Topinambur: poco utilizzato in cucina, merita di essere rivalutato. E’ una radice bulbosa a tubercoli multipli, simile per composizione e gusto alla patata e al carciofo. Si lava, si spazzola, si sbuccia e si lessa in acqua salata per venticinque minuti. Poi si condisce con olio extra vergine di oliva ed erbe aromatiche. In forno non necessita di una preventiva bollitura. Tra i suoi principali costituenti ricordiamo l’inulina, un carboidrato adatto a diabetici, vitamina A e vitamina C. I topinambur sono energetici, disinfettanti e stilanti della produzione del latte nelle mamme.
Verza: è il cosiddetto cavolo di Milano, dalle foglie ricce e carnose.

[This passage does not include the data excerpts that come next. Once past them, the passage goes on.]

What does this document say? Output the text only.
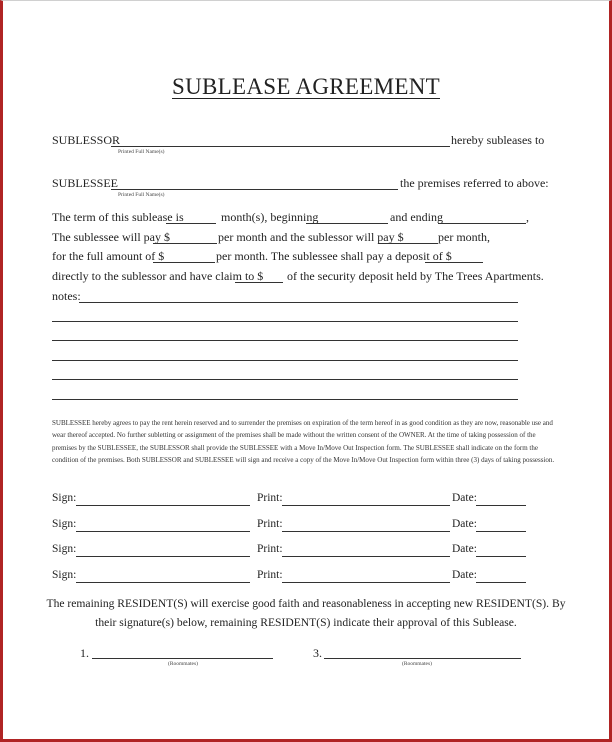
SUBLEASE AGREEMENT
SUBLESSOR	hereby subleases to
Printed Full Name(s)
SUBLESSEE	the premises referred to above:
Printed Full Name(s)
The term of this sublease is	month(s), beginning	and ending	,
The sublessee will pay $	per month and the sublessor will pay $	per month,
for the full amount of $	per month. The sublessee shall pay a deposit of $
directly to the sublessor and have claim to $ of the security deposit held by The Trees Apartments.
notes:
SUBLESSEE hereby agrees to pay the rent herein reserved and to surrender the premises on expiration of the term hereof in as good condition as they are now, reasonable use and wear thereof accepted. No further subletting or assignment of the premises shall be made without the written consent of the OWNER. At the time of taking possession of the premises by the SUBLESSEE, the SUBLESSOR shall provide the SUBLESSEE with a Move In/Move Out Inspection form. The SUBLESSEE shall indicate on the form the condition of the premises. Both SUBLESSOR and SUBLESSEE will sign and receive a copy of the Move In/Move Out Inspection form within three (3) days of taking possession.
Sign:	Print:	Date:
Sign:	Print:	Date:
Sign:	Print:	Date:
Sign:	Print:	Date:
The remaining RESIDENT(S) will exercise good faith and reasonableness in accepting new RESIDENT(S). By their signature(s) below, remaining RESIDENT(S) indicate their approval of this Sublease.
1.
(Roommates)
3.
(Roommates)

In cucina è sempre meglio non sottoporre la verza a lunghe cotture: cotta brevemente a vapore, stufata dolcemente in poco olio, o meglio ancora, tagliata fine e mangiata cruda in insalata è digeribilissima, un aiuto prezioso per lo stomaco e l’intestino. E’ stracotta e servita con condimenti troppo ricchi che diventa indigesta. La verza è antianemica e antitumorale. Il succo fresco ha la proprietà di cicatrizzare e quindi è molto utile in caso di ulcera. La sua clorofilla ne fa un antianemico mentre i suoi minerali e le vitamine ne fanno un alimento rimineralizzante e un riequilibratore generale.
Daikon: è una sorta di grande ravanello bianco, dalla consistenza carnosa e dal sapore piccante. Proviene dal Giappone (ma cresce benissimo anche in Italia per tutto l’inverno) dove è considerato un vero e proprio alimento medicina. Le sue virtù sono numerose: è diuretico e drenante del fegato, utile per eliminare l’eccesso d’acqua nei tessuti. E’ apprezzato per la sua preziosa azione mucolitica, ma soprattutto come bruciagrassi naturale, ottimo a tavola per accompagnare i fritti. La radice fresca si usa cruda grattugiata nelle insalate, oppure cotta nelle zuppe e saltata con altre verdure. Va acquistata ben soda e con la buccia lucente. La radice di daikon esiste anche nella versione secca, facilmente reperibile in erboristeria. In questo caso si mette a bagno, si strizza e si cuoce nelle zuppe e negli stufati.